Lessons learned this time:
  • For applying the curing salt do NOT follow the instructions of the manufacturer! It was way too little curing salt, so the brisket did in fact not turn into Pastrami at all. At least the ingredients prevented the beef from spoiling during it's 12 days sitting in the fridge wrapped tightly in plastic foil.
  • If you take the beef to IT 175°F on the smoker, steaming a sliced portion for 30 minutes is NOT enough to further break down the connective tissue! It had way more bite than we had wished for. For the second meal we had it steaming for more than 2 hours, then it was nice and tender.
But see for yourself:

A rather small breast core of young Austrian bull with just 7.19 lbs



It had a nice looking flat, but a really tiny point



Rubbed in curing salt according to the instructions of the manufacturer and wrapped tightly in plastic foil for dry curing



And here we are 12 days later



It did NOT get that nice reddish throughout, the curing salt only penetrated the top layer and partly not at all, resulting in grayish spots



Firing up minion style with some buried apple wood



Beef on



The tiny point was ready after 3 hours 11 minutes







The point went into the cooler for resting, and on it went for the flat. Here is an overview of the cooking area.

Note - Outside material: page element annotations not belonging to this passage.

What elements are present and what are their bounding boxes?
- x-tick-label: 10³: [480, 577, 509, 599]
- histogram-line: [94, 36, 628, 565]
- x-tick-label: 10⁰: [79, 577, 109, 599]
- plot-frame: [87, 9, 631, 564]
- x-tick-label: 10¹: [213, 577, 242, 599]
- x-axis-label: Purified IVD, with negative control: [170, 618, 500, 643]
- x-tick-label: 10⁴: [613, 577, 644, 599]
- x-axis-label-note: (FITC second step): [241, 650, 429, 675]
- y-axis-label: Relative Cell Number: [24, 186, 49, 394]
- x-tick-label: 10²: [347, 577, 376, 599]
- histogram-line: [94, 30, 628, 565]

Flat ready after 6 hours 4 minutes





Tiny point after resting



Flat after resting



Closeup of the sliced point





Closeup of the sliced flat



And on it went to getting steamed



It can't be denied, that the flat is just looking beautiful



So here we are after steaming for 30 minutes



Steamed beef closeup



Our Essence of Q Sauce



And the resulting sandwich



All in all it was a huge disappointment! Not Pastrami like at all, but a 12 days dry cured brisket, which does not come any close to the better briskets I have produced so far.

Pastrami production will have to be revisited after some time passing by, but then I will use the curing salt at my own discretion.